Saturday afternoon, Cramner Square. A strange scene, that demonstrated the divides in this broken city. At one side of the park, a collection of fences and signs, part of the operation to ferry people through the CBD, to look at the damage, and the empty spaces. In the middle of the square, a colourful rally of people, for the majority of whom there is more than enough damage at home.


The rally was organised by WeCan, an emerging, activist community organisation. While there were speakers from Labour and the Greens (National and CERA were invited to speak, but declined), the heart and soul of the protest was the Reverend Mike Coleman. After speaking to the crowd in the square, he led the short march down to the CERA headquarters in Worcester Boulevard, where we read an open letter to the people of New Zealand. It touched on the number of sections available for displaced people, the inequity of paying out at rateable value, the numerous issues with insurance. Fairness – or the lack of it – was the theme that ran throughout. WeCan called for the establishment of an Independent Advocacy Commission, who could mediate and resolve disputes between property owners, insurance companies and the EQC.


The letter – which he symbolically hammered into a cross, evoking Martin Luther hammering his 95 theses to the church door – was addressed to all New Zealanders. It is a wake-up call, a reminder that just because Christchurch isn’t on the nightly news, that doesn’t mean the problem has gone away. Given the amount of attention the National Party have given to the problem, one might suspect they wish it just would go away. Though they have “Rebuilding Christchurch” on one of their hoardings, that is about as detailed as their policy gets. Would Brownlee continue in his current role? Would they intervene in the property market to ensure people didn’t lose equity? Would they be prepared to introduce an earthquake levy, or raise taxes, to fund the massive investment in infrastructure that is clearly needed?

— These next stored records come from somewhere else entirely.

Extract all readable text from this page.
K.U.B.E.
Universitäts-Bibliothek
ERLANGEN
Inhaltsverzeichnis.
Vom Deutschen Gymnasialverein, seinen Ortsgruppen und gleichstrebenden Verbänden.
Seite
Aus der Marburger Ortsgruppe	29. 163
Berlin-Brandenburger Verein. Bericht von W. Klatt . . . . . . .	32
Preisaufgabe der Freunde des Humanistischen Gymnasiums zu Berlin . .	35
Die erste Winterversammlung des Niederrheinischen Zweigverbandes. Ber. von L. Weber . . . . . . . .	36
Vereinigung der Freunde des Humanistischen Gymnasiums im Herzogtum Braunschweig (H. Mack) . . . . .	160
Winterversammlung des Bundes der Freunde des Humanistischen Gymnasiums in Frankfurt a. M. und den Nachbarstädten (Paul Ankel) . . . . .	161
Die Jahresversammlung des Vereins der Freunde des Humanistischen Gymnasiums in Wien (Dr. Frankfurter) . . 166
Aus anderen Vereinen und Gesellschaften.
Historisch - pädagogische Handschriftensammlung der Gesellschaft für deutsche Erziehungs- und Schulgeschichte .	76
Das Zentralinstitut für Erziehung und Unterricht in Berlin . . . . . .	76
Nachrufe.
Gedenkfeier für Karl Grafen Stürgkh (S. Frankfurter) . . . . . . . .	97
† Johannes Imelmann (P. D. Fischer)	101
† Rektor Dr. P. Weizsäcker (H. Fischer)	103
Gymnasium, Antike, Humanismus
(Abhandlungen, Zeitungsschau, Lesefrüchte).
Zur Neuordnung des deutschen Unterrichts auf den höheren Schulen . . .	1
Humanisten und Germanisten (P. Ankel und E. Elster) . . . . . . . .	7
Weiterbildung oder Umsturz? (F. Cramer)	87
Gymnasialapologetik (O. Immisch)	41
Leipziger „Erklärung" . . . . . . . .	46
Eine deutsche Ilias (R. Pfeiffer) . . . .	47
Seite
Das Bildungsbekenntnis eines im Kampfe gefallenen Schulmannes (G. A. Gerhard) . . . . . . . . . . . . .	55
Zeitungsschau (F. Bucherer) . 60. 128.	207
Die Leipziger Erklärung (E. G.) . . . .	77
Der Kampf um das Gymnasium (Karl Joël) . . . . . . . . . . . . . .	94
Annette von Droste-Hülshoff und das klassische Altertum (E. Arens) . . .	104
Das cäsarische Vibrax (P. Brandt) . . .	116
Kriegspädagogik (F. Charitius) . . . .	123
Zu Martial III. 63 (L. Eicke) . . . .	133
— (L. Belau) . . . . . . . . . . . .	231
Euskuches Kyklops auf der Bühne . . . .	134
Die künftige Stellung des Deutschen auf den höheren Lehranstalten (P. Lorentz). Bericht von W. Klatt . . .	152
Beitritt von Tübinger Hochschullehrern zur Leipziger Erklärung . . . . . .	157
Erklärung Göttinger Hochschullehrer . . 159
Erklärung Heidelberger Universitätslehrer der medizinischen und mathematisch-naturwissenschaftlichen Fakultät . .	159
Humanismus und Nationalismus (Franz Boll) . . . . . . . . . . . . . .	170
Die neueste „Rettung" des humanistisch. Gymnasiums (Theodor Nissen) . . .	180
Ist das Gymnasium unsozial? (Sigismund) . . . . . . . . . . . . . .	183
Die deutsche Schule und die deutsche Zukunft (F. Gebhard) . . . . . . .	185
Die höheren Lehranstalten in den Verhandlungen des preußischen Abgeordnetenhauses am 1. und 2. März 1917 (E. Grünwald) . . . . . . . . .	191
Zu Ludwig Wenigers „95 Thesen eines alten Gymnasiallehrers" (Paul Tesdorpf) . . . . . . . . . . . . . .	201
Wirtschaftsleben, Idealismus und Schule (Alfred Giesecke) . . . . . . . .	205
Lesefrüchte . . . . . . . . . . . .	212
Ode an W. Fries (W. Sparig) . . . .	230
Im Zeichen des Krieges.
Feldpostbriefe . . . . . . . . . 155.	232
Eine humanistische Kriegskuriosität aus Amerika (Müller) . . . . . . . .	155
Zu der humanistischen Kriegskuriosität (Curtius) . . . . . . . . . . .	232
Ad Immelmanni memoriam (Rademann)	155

If National does form a government on Sunday, then we can expect that they will continue with their largely hands-off management of the recovery. This will see the continuing migration from the city, and within the city – the ghettoisation of the eastern suburbs. The divide between those for whom the earthquakes were a curious inconvenience and those who have lost almost everything will only get wider. As Rev. Coleman says in his letter – there is an elephant in the room at this election, and it is Canterbury.